We requested export and had to wait a bit for an email saying the exported data was ready. It generally arrived within a day of asking. Altogether each person's downloaded data is about 400 Megabytes, 375 Megabytes of which is in a single file: "imputed_genotype_data_r6." One of the requested exports seemed to get lost, but was processed on the second request. It took a few days altogether to request and download everything, then ask for deletion.

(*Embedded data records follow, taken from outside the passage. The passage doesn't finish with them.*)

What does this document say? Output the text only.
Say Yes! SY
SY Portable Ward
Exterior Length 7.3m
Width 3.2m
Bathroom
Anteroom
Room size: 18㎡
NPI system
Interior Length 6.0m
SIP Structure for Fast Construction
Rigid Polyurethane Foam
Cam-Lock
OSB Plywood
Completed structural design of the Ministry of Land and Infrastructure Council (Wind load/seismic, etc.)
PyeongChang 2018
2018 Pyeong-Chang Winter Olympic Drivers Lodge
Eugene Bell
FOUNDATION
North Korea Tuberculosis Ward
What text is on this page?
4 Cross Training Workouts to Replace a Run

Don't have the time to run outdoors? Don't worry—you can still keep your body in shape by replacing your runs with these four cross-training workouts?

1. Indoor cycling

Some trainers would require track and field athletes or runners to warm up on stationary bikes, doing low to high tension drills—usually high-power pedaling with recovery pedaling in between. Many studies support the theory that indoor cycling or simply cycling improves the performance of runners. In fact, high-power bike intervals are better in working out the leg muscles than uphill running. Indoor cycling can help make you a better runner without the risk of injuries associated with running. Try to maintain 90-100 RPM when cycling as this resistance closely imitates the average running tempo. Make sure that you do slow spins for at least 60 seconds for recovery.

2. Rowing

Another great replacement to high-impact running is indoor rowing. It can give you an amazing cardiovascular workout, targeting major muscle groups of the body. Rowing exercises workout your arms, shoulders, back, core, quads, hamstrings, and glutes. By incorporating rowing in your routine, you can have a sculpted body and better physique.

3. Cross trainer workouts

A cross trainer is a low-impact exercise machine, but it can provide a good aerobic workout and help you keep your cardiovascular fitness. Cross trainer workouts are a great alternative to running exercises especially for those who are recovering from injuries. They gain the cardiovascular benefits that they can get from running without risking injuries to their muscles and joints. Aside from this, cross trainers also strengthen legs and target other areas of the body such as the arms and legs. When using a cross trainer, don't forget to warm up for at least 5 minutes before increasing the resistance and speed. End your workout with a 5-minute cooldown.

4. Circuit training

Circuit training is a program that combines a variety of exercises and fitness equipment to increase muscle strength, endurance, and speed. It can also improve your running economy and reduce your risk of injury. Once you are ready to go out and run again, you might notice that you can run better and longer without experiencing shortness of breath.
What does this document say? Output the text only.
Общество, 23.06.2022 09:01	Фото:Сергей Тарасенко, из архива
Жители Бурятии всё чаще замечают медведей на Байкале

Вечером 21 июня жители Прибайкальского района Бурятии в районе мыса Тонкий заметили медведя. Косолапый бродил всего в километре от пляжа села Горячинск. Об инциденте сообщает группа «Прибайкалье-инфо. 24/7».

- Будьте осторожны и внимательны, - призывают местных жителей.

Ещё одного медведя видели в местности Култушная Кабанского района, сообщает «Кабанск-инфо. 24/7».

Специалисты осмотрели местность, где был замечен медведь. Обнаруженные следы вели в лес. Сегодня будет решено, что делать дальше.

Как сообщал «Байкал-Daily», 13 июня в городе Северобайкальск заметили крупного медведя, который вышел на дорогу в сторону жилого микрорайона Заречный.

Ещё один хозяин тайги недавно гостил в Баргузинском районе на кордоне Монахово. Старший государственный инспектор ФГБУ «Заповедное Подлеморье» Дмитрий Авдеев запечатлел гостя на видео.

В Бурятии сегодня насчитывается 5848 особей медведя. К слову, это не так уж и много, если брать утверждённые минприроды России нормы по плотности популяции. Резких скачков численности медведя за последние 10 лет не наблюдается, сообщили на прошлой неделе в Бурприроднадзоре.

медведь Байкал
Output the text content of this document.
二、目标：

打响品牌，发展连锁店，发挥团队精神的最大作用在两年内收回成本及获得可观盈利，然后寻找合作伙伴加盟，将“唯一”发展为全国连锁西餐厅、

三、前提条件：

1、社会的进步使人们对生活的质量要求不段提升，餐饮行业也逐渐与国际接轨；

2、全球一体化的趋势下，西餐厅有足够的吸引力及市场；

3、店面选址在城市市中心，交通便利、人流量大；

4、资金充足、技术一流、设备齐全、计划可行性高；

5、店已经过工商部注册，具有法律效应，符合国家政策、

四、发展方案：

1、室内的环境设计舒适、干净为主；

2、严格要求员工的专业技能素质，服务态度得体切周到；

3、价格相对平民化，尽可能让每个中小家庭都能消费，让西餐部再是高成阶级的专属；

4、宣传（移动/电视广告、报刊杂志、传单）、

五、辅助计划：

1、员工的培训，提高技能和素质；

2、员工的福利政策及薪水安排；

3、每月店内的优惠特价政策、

Nonetheless despite being concerned about what might happen at 23and me, we actually do want to continue to look for DNA matches to discover cousins and relatives. Each year at roughly the time of the RootsTech conference, MyHeritage offers free upload and processing of DNA data exported from other companies like Ancestry or 23andme. We uploaded the exported 23andme DNA data, omitting the kids for now.

We have decided to trust MyHeritage with our data because of a clear commitment in their privacy policy: MYHERITAGE HAS NEVER SOLD OR LICENSED GENETIC DATA OR HEALTH DATA, AND WILL NEVER DO SO IN THE FUTURE.

We'll watch for news if that ever changes, but such an unambiguous statement gives us enough confidence to proceed.